For each of the superpartners, experiments rule out much of the mass range below this scale, but would not yet have been able to see them if their masses are higher than this, but still not so high as to wreck convincingly the solution of the hierarchy problem. (p. 176)

Sentences as confusing or more so are found throughout Not Even Wrong. Where they combine with undefined or poorly-defined technical terms from earlier on in the book it’s nearly impossible to figure out what concept is being conveyed. This must be as confusing for the physicist as it is for the general reader.

Overall, the conclusions of the book make sense only after very careful reading and a good amount of additional research. Reviewing the early chapters with an eye towards how solutions to physical problems were worked out in the past contrasts heavily with the evident faults of string theory, supersymmetry, and M-theory espoused at the end of the book, but it takes more than a little work to figure this out.

Some of Woit’s clearest and most compelling writing comes where he makes this comparison in Chapter 14, “Is Superstring Theory Science?” and in Chapter 17, “The Landscape of String Theory.” While more philosophical in their content, both rely heavily upon comparison to the work of physics up to the 1970s described earlier. But, in the end, it leaves the reader with difficult to understand information from which to form an opinion on this particular branch of physics.

While it may not have been practically possible, we believe two separate volumes, one focused on each audience, would have been invariably more valuable than one volume which consists of a simplistic overview of string theory for physicists that is baffling to an ordinary reader. Further reading examples provided after each chapter are wonderfully helpful and hint at something we like: not letting the audience be lazy. However, while supportive of Woit’s point of view, we are disappointed in the execution of Not Even Wrong, which makes it hard for readers to even get started.

In Proto-Turabian Style:

Woit, Peter, Dr., Not Even Wrong: The Failure of String Theory and the Continuing Challenge to Unify the Laws of Physics. London: Jonathan Cape. 2006.

ISBN: 9780224076050

3 thoughts on “Book Review

  1. I read The Elegant Universe, a book about superstring theory. It confused me to no end, so as I naturally do with things that confuddle me, I adopted it as universal and incontrovertible law. The book that this rticle is about also confused me, which meant I had to adopt it too as law. Thanks alot. Jackass.

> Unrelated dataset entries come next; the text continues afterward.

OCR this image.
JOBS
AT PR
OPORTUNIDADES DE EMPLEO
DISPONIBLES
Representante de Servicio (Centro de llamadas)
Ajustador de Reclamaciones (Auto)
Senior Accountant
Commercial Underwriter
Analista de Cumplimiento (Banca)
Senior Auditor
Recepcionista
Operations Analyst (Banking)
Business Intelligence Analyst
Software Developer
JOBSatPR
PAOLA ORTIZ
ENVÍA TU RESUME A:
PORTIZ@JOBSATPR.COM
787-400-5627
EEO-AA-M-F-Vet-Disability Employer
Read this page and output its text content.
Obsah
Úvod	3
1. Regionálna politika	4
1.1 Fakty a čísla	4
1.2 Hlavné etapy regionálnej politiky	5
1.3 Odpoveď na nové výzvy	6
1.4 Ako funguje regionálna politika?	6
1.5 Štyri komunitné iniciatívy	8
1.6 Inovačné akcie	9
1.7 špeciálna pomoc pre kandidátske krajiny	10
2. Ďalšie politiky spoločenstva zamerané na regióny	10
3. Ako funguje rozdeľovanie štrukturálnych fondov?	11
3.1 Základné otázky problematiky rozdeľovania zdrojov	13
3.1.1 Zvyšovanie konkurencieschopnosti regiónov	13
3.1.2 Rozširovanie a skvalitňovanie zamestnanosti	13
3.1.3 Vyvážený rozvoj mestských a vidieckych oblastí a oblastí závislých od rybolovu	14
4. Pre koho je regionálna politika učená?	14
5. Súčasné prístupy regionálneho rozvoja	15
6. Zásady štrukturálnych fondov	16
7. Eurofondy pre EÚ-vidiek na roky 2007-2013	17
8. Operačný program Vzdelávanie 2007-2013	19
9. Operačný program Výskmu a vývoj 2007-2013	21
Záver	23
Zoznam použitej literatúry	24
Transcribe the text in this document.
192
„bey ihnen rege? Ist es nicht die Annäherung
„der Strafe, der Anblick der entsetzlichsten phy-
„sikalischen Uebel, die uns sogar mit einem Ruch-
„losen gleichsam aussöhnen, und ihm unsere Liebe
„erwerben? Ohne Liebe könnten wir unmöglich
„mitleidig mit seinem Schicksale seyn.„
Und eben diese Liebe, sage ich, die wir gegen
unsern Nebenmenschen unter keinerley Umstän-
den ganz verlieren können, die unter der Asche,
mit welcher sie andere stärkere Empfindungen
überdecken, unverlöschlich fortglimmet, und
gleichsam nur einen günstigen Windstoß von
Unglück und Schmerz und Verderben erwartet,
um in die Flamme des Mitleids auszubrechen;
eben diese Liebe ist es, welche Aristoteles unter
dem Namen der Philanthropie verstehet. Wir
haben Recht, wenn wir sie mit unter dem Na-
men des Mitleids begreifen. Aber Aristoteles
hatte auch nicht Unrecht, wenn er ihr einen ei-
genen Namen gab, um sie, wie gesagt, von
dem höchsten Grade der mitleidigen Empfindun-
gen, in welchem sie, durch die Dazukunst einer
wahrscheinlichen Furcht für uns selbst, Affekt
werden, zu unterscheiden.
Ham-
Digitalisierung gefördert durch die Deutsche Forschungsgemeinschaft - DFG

  2. I read his blog for about two years. I also read the book. Then I started posting a few questions on his blog to get a sense of where the author was coming from.

    The book is deliberately obtuse in the way one would expect a scholar to wish to speak, if he was speaking to his peers. The publisher he ended up with is not the publisher he wanted and so as far as I can tell, the lay reader is not his intended audience. In other words, if he’d gotten it published at Cambridge University Press as he was hoping, you would probably not be reviewing it right now.

    The big issue is he’s not achieved very much as a physicist and so the more accomplished physicists look down on him as too uninformed to have anything to add to the conversation; and he thinks himself above pandering to the lay audience (somewhat ironically because he considers them too uniformed to add to the conversation).

    All in all, the book represents a profound confusion of demographic both in terms of content, marketing and even in the goals of the author himself.